Insurance Companies Disputes

This section applies specifically to insurance companies which are regulated by Indiana. Plans which are self-insured or subject to ERISA are not governed by Indiana law. Contact the Indiana Department of Insurance if you are unsure about a particular company.

Prompt Payment of Claims

  1. Accident and sickness insurance companies and HMOs must notify physicians of any deficiencies in submitted claims within 30 days if they are electronic claims and 45 days if they are paper claims. IC 27-13-36.2-3 (HMO); IC 27-8-5.7-5 (accident and sickness insurance company)
  2. If the claims are “clean,” they must be paid within 30 days for electronic claims and 45 days for paper claims. IC 27-13-36.2-4 (HMO); IC 27-8-5.7-6 (accident and sickness insurance company)
  3. Claims which are not timely paid are subject to interest. IC 27-13-36.2-4 (HMO); IC 27-8-5.7-6 (accident and sickness insurance company). The rate for 2006 was 2%. The rate for 2007 has not yet been posted – see updates.
  4. “Clean claim” – A “clean claim” is defined as a claim submitted by a provider for payment under an accident and sickness insurance policy issued in Indiana or to an HMO that has no defect, impropriety, or particular circumstance requiring special treatment preventing payment. IC 27-13-36.2-1 (HMO) and IC 27-8-5.7-2 (accident and sickness insurance company)

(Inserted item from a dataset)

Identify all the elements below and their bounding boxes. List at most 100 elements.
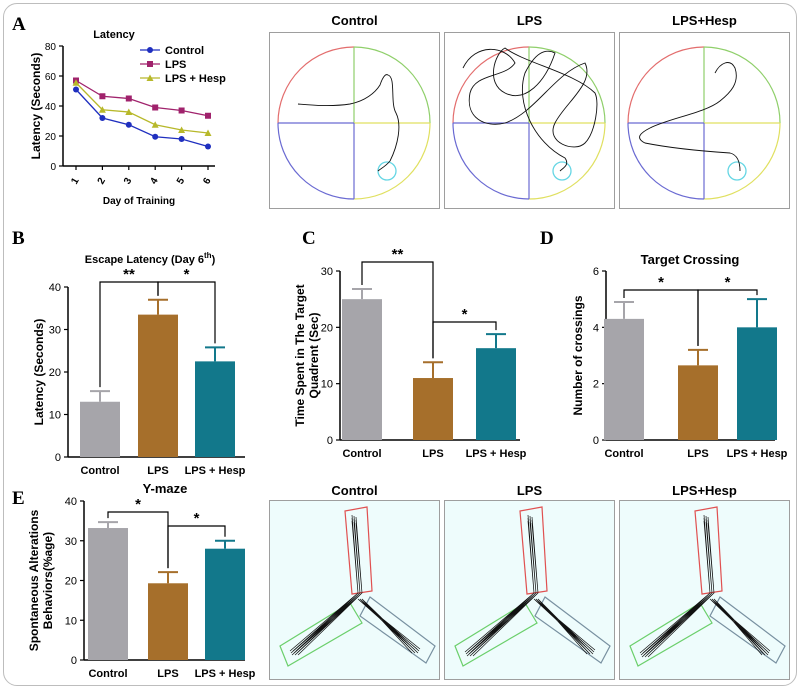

Requests for Refunds (Take Back Law)

  1. Insurance companies must request any refunds of overpayments to physicians within two (2) years of the date of the overpayment (not the date of service). IC 27-13-36.2-8 (HMO); IC 27-8-5.7-10 (accident and sickness insurance company)
  2. The request must include an explanation of the reason for the adjustment, including:
    • an identification of:
      • (A) the claim on which the overpayment was made; and
      • (B) if ascertainable, the party financially responsible for the overpaid amount; and
    • the amount of the overpayment that is being reimbursed to the insurer through the adjusted subsequent claim. IC 27-13-36.2-9 (HMO); IC 27-8-5.7-11 (accident and sickness insurance company)
  3. Anthem/Wellpoint is restricted to 18 months (not two years) under the terms of a national class action settlement.

Disputes with Insurance Companies

  1. Check your contract (where applicable) and follow the grievance and appeal procedures. (Note that some contracts may require that you “exhaust” your administrative grievance and appeal options before you can take other steps, such as filing a lawsuit.)
  2. File a complaint with the Indiana Department of Insurance.
  3. File a HMO class action lawsuit compliance dispute (for violation of the terms of a national class action settlement).